Retour de Champlein en France: & de France en Canada. Riviere de Canada quand navigable. Triste accident. Etat de Kebec. Guerre contre les Iroquois. Siege. Fort d'iceux pris à l'ayde de Champlein. Avarice de Marchans. Cruauté de Sauvages sur leurs prisonniers de guerre. Garson François laissé parmi les Sauvages. Baleine dormante sur mer au retour en France.
CHAP. V
ES choses ainsi passées, le Capitaine du Pont & Champlein prennent conseil de retourner en France, laissans le gouvernement de Kebec au Capitaine Pierre Chauvin. Et d'autant que l'on craignoit au prochain Hiver les accidens des maladies passées, ledit du Pont fut d'avis de faire couper du bois pour la provision de cinq ou six mois à fin de delivrer de cette fatigue ceux qui resteroient pour la demeure. Ce qu'il fit en telle sorte que les autres s'en fachoient prevoyans qu'ilz ne sçauroient à quoy s'occuper durant la froide saison. Neantmoins cela se passa ainsi, & en consequence cet Hiver ne leur apporta aucune mortalité, ayans aussi eu souvent de la viande fréche durant cet Hiver.
Cela expedié, les susdits se mettent à la voile le premier de Septembre, se trouvent sur le grand Banc des Moruës le quinziéme, & le treziéme Octobre arrivent à Honfleur. Le sieur de Monts fit ses efforts pour obtenir nouvelle commission & privilege pour la traite des Castors és terres par lui découvertes: ce qu'il ne peût, quoy qu'il semble cela lui être bien deu. Neantmoins aprés ce rebut il ne laissa de tenter fortune, & faire encore un nouvel embarquement à ses despens, tant il est desireux de belles entreprises & de penetrer dans le profond de ces terres.
De cet embarquement furent gouverneurs les susdits Capitaine du Pont & Champlein, le premier pour la traite des pelleteries, & l'autre pour la découverte des terres.

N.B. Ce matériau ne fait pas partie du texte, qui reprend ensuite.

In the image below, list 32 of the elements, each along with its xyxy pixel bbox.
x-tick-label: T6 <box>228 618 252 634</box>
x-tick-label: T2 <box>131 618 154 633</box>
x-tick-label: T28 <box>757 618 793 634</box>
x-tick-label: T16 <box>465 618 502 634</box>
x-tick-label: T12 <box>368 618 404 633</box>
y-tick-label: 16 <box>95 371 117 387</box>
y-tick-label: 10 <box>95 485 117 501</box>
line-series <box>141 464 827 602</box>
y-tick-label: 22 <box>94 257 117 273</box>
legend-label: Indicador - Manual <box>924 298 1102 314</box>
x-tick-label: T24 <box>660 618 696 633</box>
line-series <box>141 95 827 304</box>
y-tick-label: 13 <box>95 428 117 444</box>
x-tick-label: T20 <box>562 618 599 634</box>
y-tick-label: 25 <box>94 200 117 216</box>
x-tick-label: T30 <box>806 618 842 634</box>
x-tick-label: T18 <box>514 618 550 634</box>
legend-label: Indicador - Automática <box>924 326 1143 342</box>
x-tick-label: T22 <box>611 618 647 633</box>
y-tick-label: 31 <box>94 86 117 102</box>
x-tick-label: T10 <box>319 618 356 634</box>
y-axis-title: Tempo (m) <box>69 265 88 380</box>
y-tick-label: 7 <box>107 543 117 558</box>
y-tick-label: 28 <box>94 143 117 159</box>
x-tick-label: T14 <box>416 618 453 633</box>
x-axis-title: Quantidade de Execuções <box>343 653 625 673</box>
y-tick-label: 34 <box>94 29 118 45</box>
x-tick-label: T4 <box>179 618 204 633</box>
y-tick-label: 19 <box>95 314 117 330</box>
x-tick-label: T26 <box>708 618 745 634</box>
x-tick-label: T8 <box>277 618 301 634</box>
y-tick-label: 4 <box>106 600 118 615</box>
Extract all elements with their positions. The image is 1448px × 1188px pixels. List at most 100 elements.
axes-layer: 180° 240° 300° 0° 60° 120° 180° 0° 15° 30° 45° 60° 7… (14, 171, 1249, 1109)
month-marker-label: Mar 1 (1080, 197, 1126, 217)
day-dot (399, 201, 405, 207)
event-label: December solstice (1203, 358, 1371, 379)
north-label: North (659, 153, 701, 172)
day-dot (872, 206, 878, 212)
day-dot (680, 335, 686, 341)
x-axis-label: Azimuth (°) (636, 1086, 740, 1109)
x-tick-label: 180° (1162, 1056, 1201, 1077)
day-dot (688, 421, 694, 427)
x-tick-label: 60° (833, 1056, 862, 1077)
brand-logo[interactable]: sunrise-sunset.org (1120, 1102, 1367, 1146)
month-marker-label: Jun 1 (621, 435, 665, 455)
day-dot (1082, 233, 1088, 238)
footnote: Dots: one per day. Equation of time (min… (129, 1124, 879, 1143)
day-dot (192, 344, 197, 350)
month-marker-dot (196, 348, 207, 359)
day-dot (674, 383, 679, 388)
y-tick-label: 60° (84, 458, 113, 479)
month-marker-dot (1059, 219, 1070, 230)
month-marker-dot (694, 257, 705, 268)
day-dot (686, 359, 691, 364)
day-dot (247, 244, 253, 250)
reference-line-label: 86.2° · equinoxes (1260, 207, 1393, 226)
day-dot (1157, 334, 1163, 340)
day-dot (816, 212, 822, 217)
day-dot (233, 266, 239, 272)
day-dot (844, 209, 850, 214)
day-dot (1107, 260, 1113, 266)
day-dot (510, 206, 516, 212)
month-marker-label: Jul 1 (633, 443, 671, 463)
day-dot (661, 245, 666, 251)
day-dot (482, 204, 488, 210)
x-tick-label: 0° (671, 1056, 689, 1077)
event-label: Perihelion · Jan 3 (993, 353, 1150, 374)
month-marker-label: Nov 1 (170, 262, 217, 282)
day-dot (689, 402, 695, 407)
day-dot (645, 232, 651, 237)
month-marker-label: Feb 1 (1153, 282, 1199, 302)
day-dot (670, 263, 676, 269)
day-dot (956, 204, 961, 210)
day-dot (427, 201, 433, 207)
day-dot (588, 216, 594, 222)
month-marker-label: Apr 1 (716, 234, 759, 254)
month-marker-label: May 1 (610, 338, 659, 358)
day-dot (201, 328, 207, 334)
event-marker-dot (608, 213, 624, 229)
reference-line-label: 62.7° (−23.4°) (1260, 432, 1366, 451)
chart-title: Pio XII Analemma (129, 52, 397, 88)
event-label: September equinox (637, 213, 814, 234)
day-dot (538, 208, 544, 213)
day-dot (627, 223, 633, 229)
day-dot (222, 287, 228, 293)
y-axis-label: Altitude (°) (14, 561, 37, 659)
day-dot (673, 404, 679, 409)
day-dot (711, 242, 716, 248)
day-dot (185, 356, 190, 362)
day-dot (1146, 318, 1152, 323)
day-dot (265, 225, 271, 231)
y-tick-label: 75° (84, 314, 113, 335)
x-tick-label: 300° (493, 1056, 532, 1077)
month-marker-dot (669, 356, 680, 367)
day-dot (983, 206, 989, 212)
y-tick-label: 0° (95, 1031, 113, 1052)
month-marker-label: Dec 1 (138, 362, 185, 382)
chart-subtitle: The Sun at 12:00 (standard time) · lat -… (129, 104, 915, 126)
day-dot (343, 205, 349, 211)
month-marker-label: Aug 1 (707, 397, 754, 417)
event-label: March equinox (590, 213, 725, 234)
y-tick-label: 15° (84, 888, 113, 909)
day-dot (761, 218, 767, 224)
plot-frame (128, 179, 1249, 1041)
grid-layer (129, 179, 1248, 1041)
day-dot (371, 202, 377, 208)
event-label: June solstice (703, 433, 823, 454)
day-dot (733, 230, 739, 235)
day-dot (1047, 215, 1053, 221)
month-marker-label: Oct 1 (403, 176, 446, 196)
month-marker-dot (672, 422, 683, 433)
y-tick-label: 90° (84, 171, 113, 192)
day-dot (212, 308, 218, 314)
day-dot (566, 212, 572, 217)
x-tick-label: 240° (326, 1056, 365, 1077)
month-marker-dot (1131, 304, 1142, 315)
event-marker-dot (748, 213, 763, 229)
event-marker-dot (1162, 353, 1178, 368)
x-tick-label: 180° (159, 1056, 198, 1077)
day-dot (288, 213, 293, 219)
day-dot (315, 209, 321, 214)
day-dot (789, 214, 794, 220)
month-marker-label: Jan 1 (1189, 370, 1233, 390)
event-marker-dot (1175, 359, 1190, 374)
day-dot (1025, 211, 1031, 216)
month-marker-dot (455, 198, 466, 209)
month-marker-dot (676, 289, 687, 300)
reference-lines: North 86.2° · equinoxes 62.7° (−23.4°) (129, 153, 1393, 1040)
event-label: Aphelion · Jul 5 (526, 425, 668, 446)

Ayans donc pris quelque nombre de manouvriers avec eux, pour renforcer l'habitation de Kebec, ilz partirent de Honfleur le 18 Avril mille six cens dix, & arriverent à Tadoussac le vint-sixiesme May. Là ilz trouverent des vaisseaux arrivez dés huit jours auparavant, chose qui ne s'étoit veuë il y avoit plus de soixante ans, à ce que disoient les vieux mariniers. Car d'ordinaire les entrées du golfe de Canada sont cellées de glaces jusques à la fin de May. Etans emmanchez dans la grande riviere, un malheur arriva que rencontrans un vaisseau de Saint-Malo, un jeune homme qui étoit en icelui voulant boire à la santé dudit Capitaine du Pont se laissa glisser hors le bord, & alla boire plus qu'il ne vouloit dans l'eau salée, sans qu'il y eût moyen de le secourir, les vagues étans trop hautes.

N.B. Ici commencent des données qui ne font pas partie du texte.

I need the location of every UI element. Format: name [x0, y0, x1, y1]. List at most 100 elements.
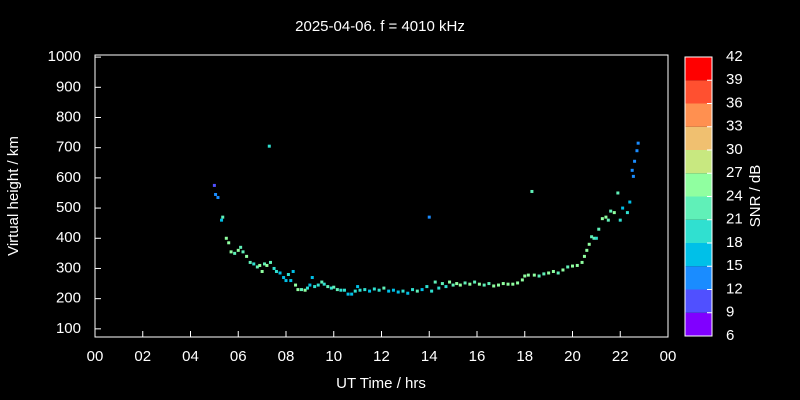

Les Sauvages qui étoient ja arrivés à Tadoussac furent fort aises de la venue de Champlein desirans faire avec lui quelque exploit de guerre, suivant la promesse qu'il leur avoit fait l'an precedent. Les Basques & Mistigoches (ainsi appellent-ils les Normans & Maloins) leur avoïent aussi promis d'aller à la guerre avec eux, dont se deffians ilz demanderent à Champlein s'il estimoit qu'ilz fussent hommes de promesse, lequel ayant repondu que non, & que ce n'étoit que pour attrapper leurs pelleteries: Tu as dit vray (repliquerent-ils) ilz ne veulent faire la guerre qu'à noz castors; mais en effect ce ne sont que des femmes.
Quittant Tadoussac ledit Champlein trouve à Kebec tous ceux qu'il y avoit laissé en bonne santé, & quelque nombre de Sauvages qui l'attendoient, auquels il fit la Tabagie, & eux à luy & huit de ses compagnons, qui furent traités à la mode du païs.
Le rendez-vous ayant eté donné à l'entrée de la riviere des Iroquois, Champlein partit de Kebec le quatorziéme de Juin, pour y aller trouver les Sauvages des trois nations denommées au chapitre precedent. Il ne manqua d'avant-coureurs Pour le presser de s'avancer, & sans que dans deux jours les Algumquins & Ochategoins se devoient trouver au dit rendez-vous avec quatre cens hommes, la pluspart sous la conduite du Capitaine Iroquer, qui étoit de l'écarmouche de l'an passé. L'un dédits avant-coureurs, qui étoit aussi Capitaine, donna à Champlein une lame de cuivre de la longueur d'un pied qu'il avoit pris en son païs, où s'en trouvoit prés un grand lac quantité de morceaux qu'ilz fondoient, le mettoient en lingots, & l'unissoient avec des pierres.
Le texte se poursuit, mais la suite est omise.